Following this procedure, a dress is created and made entirely from strips of tree bark which the body is later placed into ready for the funeral. After the body has been cleansed and dressed, the deceased’s loved ones gather for a banquet.

In contrast to the majority of funeral services where the atmosphere is solemn, Hawaiian funerals place a central focus on celebrating the individual’s life. The service consists of cheerful dancing and singing, including the Hula dance which is carried out by the deceased’s relatives.

For people who wish to embed traditional elements into the funeral, prayers are often performed in the form of a chant, which is believed to push the deceased’s spirit from their body. In some instances, food is even provided for the spirit to please them and the other spirits of their previous loved ones.

One of the most popular ways to honour the deceased following the funeral in Hawaii is through traditional lei throwing.

Lei throwing is a ritual where the deceased’s family and friends throw lei (garlands of flowers) into the water, whilst reflecting upon the memories of their loved one.

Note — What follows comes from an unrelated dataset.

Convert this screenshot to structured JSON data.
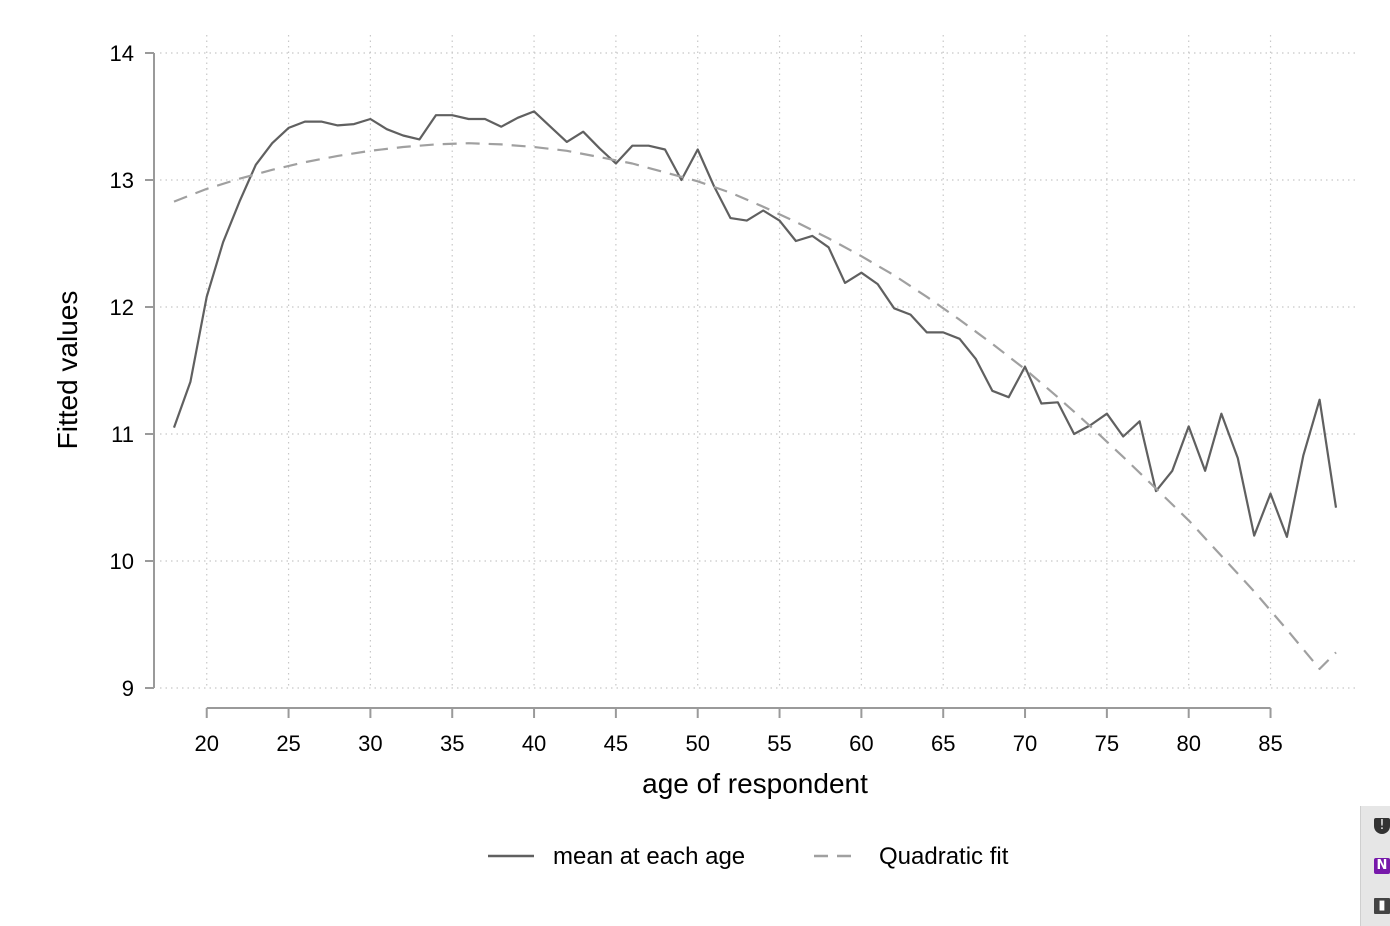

Lei throwing can occur in two ways; whilst some people take individual flowers off the lei and scatter them in the sea, others will place the whole lei into water. This practice is not only perceived as a powerful way to pay respect to the deceased, it also creates a beautiful sight in the water.

Meanwhile, some inhabitants take part in Paddle-Out Ceremonies, which are native to Hawaii, and they almost always involve the traditional throwing of lei.

Hawaiian funerals place a central focus on celebrating the individual’s life

A Paddle-Out is a floating memorial service which takes place in the middle of the ocean. Although this type of memorial service was traditionally established to commemorate the lives of surfers, now anyone can gather in a circle in the water on their kayaks and surfboards. Within the memorial service, the people discuss cherished memories of their loved ones together before throwing lei into the sea.

Furthermore, more recently Hawaii has adapted a new method to honour the deceased which mirrors Toro Nagashi, the Japanese Floating Lantern Festival.

Since the early 21st century, each year on Memorial Day, lanterns are sent out towards the ocean to commemorate around 40,000 people’s lives.

The lanterns contain personalised messages or prayers, written on the sides, from the deceased’s family and friends. Before the lanterns are set afloat, a Pu (conch shell) is played which is followed by Japanese drums and a traditional Hawaiian chant.

This procession is believed to purify and bless the area, preparing it for the procession of the event. This year the event was held at the Ala Moana Regional Park in Honolulu and generated a crowd of thousands.